A ACSS, apesar das perguntas anuais que faz aos Serviços (parece que os dados são perdidos ou nunca lidos) acerca dos médicos que têm e das projeções para os anos seguintes, continua num angustiante desconhecimento da realidade. De facto, a subespecialização ocorre em todas as especialidades médicas, pelo que é um erro colossal pensar que os Internistas dum Hospital estão no Serviço de Medicina Interna (MI) e inferir desse número a sua capacidade assistencial.

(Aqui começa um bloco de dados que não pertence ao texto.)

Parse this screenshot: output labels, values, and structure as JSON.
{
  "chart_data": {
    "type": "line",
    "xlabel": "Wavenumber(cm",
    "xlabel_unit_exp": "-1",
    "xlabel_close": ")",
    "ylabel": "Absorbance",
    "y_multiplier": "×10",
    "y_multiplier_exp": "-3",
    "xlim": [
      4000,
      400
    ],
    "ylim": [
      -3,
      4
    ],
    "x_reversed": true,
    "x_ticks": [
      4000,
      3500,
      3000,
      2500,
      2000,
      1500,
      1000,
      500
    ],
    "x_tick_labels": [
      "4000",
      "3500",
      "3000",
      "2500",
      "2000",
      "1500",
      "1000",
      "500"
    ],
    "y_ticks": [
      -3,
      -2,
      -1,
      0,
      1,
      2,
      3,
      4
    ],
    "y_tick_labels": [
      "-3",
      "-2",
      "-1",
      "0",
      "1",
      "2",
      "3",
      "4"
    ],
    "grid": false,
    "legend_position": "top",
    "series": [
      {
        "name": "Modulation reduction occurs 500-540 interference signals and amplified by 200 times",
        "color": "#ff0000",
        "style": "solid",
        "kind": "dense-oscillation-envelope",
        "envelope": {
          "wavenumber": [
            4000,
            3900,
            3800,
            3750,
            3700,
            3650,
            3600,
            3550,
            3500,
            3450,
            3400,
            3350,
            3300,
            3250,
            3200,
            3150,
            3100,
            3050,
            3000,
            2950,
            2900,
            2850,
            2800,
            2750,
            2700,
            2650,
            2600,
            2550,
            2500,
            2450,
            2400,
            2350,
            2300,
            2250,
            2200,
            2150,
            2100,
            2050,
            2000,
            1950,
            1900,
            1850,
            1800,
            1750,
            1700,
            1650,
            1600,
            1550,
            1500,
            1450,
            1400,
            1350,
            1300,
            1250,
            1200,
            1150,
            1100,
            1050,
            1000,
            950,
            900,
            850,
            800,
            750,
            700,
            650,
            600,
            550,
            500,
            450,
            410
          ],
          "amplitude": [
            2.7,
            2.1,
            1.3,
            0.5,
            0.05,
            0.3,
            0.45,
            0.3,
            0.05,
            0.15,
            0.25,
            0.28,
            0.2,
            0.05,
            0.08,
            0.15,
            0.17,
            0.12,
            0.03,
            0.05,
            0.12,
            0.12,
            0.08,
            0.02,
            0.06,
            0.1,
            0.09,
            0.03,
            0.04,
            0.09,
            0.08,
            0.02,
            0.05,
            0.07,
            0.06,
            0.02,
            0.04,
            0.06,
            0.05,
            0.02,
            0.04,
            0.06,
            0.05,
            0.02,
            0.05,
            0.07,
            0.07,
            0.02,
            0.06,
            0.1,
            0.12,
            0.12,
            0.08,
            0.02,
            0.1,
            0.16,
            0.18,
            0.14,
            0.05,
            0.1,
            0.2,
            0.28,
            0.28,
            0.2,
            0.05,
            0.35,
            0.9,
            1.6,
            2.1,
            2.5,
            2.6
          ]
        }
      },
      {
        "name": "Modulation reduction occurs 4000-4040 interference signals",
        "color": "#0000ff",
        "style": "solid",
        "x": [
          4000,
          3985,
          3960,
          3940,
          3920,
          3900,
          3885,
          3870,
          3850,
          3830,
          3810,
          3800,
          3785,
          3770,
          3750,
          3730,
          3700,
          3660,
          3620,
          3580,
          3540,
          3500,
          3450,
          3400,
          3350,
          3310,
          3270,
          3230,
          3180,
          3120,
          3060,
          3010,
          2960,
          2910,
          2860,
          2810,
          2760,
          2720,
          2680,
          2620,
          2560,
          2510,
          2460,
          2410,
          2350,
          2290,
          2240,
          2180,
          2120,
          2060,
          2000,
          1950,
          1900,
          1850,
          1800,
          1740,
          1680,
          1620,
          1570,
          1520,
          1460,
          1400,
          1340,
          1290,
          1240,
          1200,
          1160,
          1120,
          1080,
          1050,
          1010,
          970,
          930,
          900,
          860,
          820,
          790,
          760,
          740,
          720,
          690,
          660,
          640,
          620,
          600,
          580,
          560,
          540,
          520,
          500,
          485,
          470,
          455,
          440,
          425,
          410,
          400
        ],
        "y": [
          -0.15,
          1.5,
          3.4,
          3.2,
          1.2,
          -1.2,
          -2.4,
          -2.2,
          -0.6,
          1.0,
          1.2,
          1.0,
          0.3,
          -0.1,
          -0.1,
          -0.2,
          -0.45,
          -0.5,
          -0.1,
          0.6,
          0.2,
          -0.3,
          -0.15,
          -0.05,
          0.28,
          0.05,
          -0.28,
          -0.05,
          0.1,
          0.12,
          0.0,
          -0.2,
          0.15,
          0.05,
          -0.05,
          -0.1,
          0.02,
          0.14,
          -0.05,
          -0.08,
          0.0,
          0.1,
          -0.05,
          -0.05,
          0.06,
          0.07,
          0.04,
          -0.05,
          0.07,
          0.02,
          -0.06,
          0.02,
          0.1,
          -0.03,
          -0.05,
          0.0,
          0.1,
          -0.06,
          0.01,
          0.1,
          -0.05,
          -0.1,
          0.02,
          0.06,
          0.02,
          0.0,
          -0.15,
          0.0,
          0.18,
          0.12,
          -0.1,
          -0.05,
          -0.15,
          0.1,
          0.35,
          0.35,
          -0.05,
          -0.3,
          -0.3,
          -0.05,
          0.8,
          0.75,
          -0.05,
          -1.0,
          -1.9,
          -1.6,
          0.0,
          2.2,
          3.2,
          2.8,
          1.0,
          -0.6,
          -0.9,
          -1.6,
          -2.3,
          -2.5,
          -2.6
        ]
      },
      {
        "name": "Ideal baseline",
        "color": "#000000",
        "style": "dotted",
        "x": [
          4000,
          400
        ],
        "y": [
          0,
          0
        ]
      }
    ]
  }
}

O Colégio de Especialidade de MI, num trabalho fantástico que fez, demonstrou que 30% dos Internistas não estão nos Serviços de Medicina, exercendo as suas funções no Serviço de Urgência, no Serviço de Oncologia, nos Cuidados Paliativos, nos Cuidados Intermédios e Intensivos, na Medicina Peri-operatória, nas Unidades de Orto-Geriatria ou nas Unidades de Transplante Hepático.

Para além dessas áreas tão diferenciadas, que marcam a evolução moderna do exercício da MI, os Internistas estão nos órgãos de gestão dos hospitais e também nas várias Comissões a que a lei obriga, para garantia da qualidade assistencial: Comissão de Infeção, Comissão de Qualidade e Risco, Comissão do Processo Clínico Eletrónico e Comissão de Farmácia e Terapêutica. Todas estas Comissões implicam muitas horas de trabalho, que por norma não são contabilizadas, para serem subtraídas ao horário semanal disponível para assistência aos doentes.

A organização racional do trabalho médico é essencial para a motivação do profissional, redução do risco do erro e do burnout e garantia dos melhores cuidados de saúde. É preciso definir, para cada especialidade, o número de doentes e de horas por semana que cada médico deve ter quando tem responsabilidade de doentes internados no hospital. Os Enfermeiros têm ratios de enfermeiro por doente, de acordo com a tipologia das unidades de internamento. Temos de fazer o mesmo. Não podemos ver com segurança mais 30% de doentes da lotação base dos Serviços de MI, como acontece todos os anos de dezembro a maio, com os mesmos médicos, com o mesmo horário que têm disponível.

Há alguma esperança de que a Direção Executiva do SNS, com o conhecimento profundo que tem deste assunto, queira iniciar um novo caminho, que permita uma gestão das pessoas com a verdade dos números. Uma boa planificação de recursos tem de ser baseada em dados fiáveis, credíveis e não manipulados. Para isso, devem ser muito valorizadas as informações dos Diretores de Serviço, que sabem melhor do que ninguém com quem podem contar.